Slices of squash cam be used too (I think yo can buy these ready done too), though this is a bit sweet for me.


----------



## Vince_UK (Jan 30, 2018)

Some good ideas here


----------



## Amigo (Jan 30, 2018)

Doesn’t using aubergine essentially make it into a Moussaka?


----------



## Midnightrider (Jan 30, 2018)

Amigo said:


> Doesn’t using aubergine essentially make it into a Moussaka?


Similar look and texture, but moussaka is made with lamb, uses different herbs and spices, and a topping of yoghurt thickened with eggs and flour.


----------



## Jeandp (Jan 31, 2018)

Amigo said:


> Doesn’t using aubergine essentially make it into a Moussaka?



Exactly what I was thinking! I love moussaka, but with lamb mince.


----------



## Mark Parrott (Jan 31, 2018)

Slice courgette also works


----------



## AdeleTurner72 (Jan 31, 2018)

Radders said:


> is ricotta a bit grainy? I wonder if cream cheese (a la Philadelphia) would do?

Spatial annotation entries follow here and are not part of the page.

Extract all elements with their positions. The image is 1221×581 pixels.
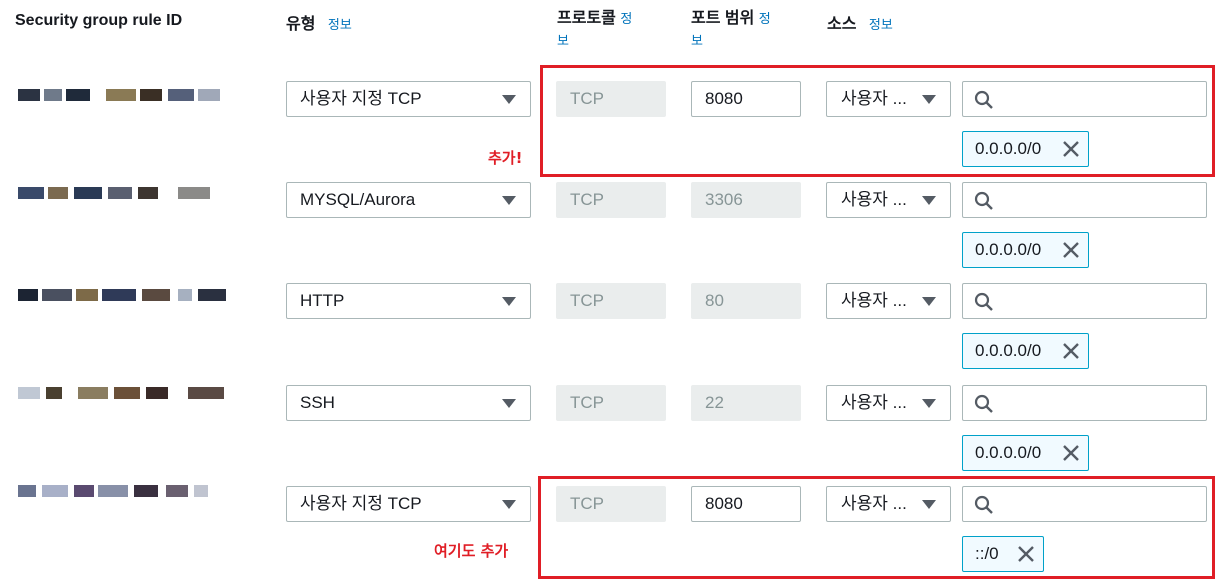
close-icon[interactable] [1062,444,1080,462]
highlight-box-new-rule [540,65,1215,177]
source-select-value: 사용자 ... [841,393,907,412]
source-info-link[interactable]: 정보 [869,17,893,32]
header-port-range: 포트 범위 정 보 [691,6,801,50]
cidr-token: 0.0.0.0/0 [962,435,1089,471]
source-select-value: 사용자 ... [841,190,907,209]
cidr-search-input[interactable] [962,182,1207,218]
caret-down-icon [922,399,936,408]
cidr-token: 0.0.0.0/0 [962,232,1089,268]
cidr-token-label: 0.0.0.0/0 [975,341,1042,360]
source-select[interactable]: 사용자 ... [826,385,951,421]
close-icon[interactable] [1062,342,1080,360]
rule-id-redacted [18,387,224,401]
type-select[interactable]: 사용자 지정 TCP [286,81,531,117]
source-select-value: 사용자 ... [841,291,907,310]
type-select[interactable]: MYSQL/Aurora [286,182,531,218]
caret-down-icon [922,297,936,306]
header-source-label: 소스 [827,16,857,33]
type-select-value: 사용자 지정 TCP [300,494,422,513]
type-select-value: HTTP [300,291,345,310]
close-icon[interactable] [1062,241,1080,259]
source-select[interactable]: 사용자 ... [826,283,951,319]
type-select-value: SSH [300,393,335,412]
protocol-info-link-2[interactable]: 보 [557,32,667,50]
header-rule-id: Security group rule ID [15,12,182,30]
annotation-also-added: 여기도 추가 [434,542,509,560]
caret-down-icon [502,297,516,306]
source-select[interactable]: 사용자 ... [826,182,951,218]
caret-down-icon [502,196,516,205]
protocol-field: TCP [556,283,666,319]
header-protocol: 프로토콜 정 보 [557,6,667,50]
cidr-search-input[interactable] [962,385,1207,421]
type-info-link[interactable]: 정보 [328,17,352,32]
header-port-label: 포트 범위 [691,10,755,27]
search-icon [974,191,993,210]
type-select[interactable]: 사용자 지정 TCP [286,486,531,522]
search-icon [974,394,993,413]
caret-down-icon [502,95,516,104]
caret-down-icon [502,399,516,408]
cidr-token: 0.0.0.0/0 [962,333,1089,369]
port-info-link-2[interactable]: 보 [691,32,801,50]
caret-down-icon [922,196,936,205]
header-type: 유형 정보 [286,10,352,34]
header-protocol-label: 프로토콜 [557,10,616,27]
port-info-link-1[interactable]: 정 [759,11,771,26]
rule-id-redacted [18,89,220,103]
annotation-added: 추가! [488,149,523,167]
highlight-box-ipv6-rule [538,476,1215,579]
cidr-search-input[interactable] [962,283,1207,319]
protocol-field: TCP [556,182,666,218]
port-range-field: 80 [691,283,801,319]
port-range-field: 22 [691,385,801,421]
header-source: 소스 정보 [827,10,893,34]
type-select[interactable]: SSH [286,385,531,421]
rule-id-redacted [18,289,226,303]
type-select-value: 사용자 지정 TCP [300,89,422,108]
type-select-value: MYSQL/Aurora [300,190,416,209]
port-range-field: 3306 [691,182,801,218]
protocol-field: TCP [556,385,666,421]
type-select[interactable]: HTTP [286,283,531,319]
rule-id-redacted [18,485,213,499]
cidr-token-label: 0.0.0.0/0 [975,240,1042,259]
search-icon [974,292,993,311]
header-rule-id-label: Security group rule ID [15,12,183,29]
caret-down-icon [502,500,516,509]
cidr-token-label: 0.0.0.0/0 [975,443,1042,462]
rule-id-redacted [18,187,213,201]
header-type-label: 유형 [286,16,316,33]
protocol-info-link-1[interactable]: 정 [620,11,632,26]
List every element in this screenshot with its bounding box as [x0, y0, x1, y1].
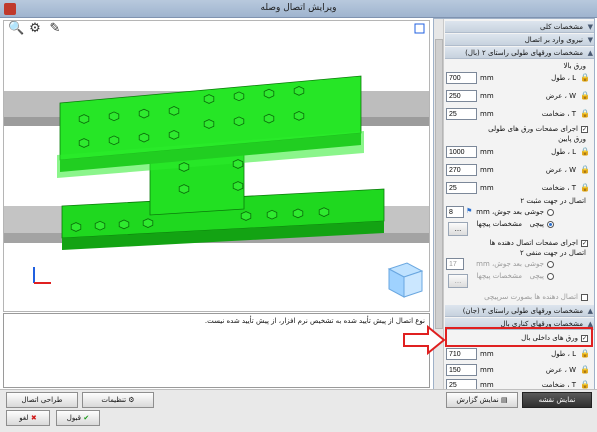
bolt-head [178, 162, 190, 172]
mid-width-input[interactable] [446, 364, 477, 376]
window-title: ویرایش اتصال وصله [260, 3, 337, 13]
design-button[interactable]: طراحی اتصال [6, 392, 78, 408]
top-length-input[interactable] [446, 72, 477, 84]
long-plate-checkbox[interactable]: ✓ [581, 126, 588, 133]
bolt-head [178, 184, 190, 194]
section-web-plates[interactable]: مشخصات ورقهای طولی راستای ۳ (جان) ▲ [445, 305, 594, 317]
bolt-head [232, 181, 244, 191]
ok-button[interactable]: ✔ قبول [56, 410, 100, 426]
settings-button[interactable]: ⚙ تنظیمات [82, 392, 154, 408]
weld-length-input[interactable] [446, 206, 464, 218]
bolt-head [70, 222, 82, 232]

I've also tried it with Quark, and that works fine. A friend used Philadelphia and that worked fine too. Ricotta does have a grainier texture than quark or philly, but it does give a firmer end result, a bit less runny..... But they all work well....


----------



## Radders (Jan 31, 2018)

AdeleTurner72 said:


> I've also tried it with Quark, and that works fine. A friend used Philadelphia and that worked fine too. Ricotta does have a grainier texture than quark or philly, but it does give a firmer end result, a bit less runny..... But they all work well....


Thank you, that’s given me some ideas!


----------



## kazoo (Oct 27, 2018)

I can throughly recommend the Hairy Bikers version of a skinny lasagna, they made it with leek sheets and I swear to god it had the texture of pasta sheets when it was cooked. Bit of a fiddle and a faff but fabulous, haven't looked at the carb side of it though. I am of the opinion that the small amount of flour I would use is worth it. You can use less milk and more cream in the roux.


----------



## Drummer (Oct 27, 2018)

I use cheese, and then add cheese - cream cheese with grated Red Leicester cheese.


Good on cauliflower, on mixed veges sliced veges - not with meat though - I think that my grandmother working in a Jewish household has affected the cooking habits of her whole family, but it makes a really great sauce.


----------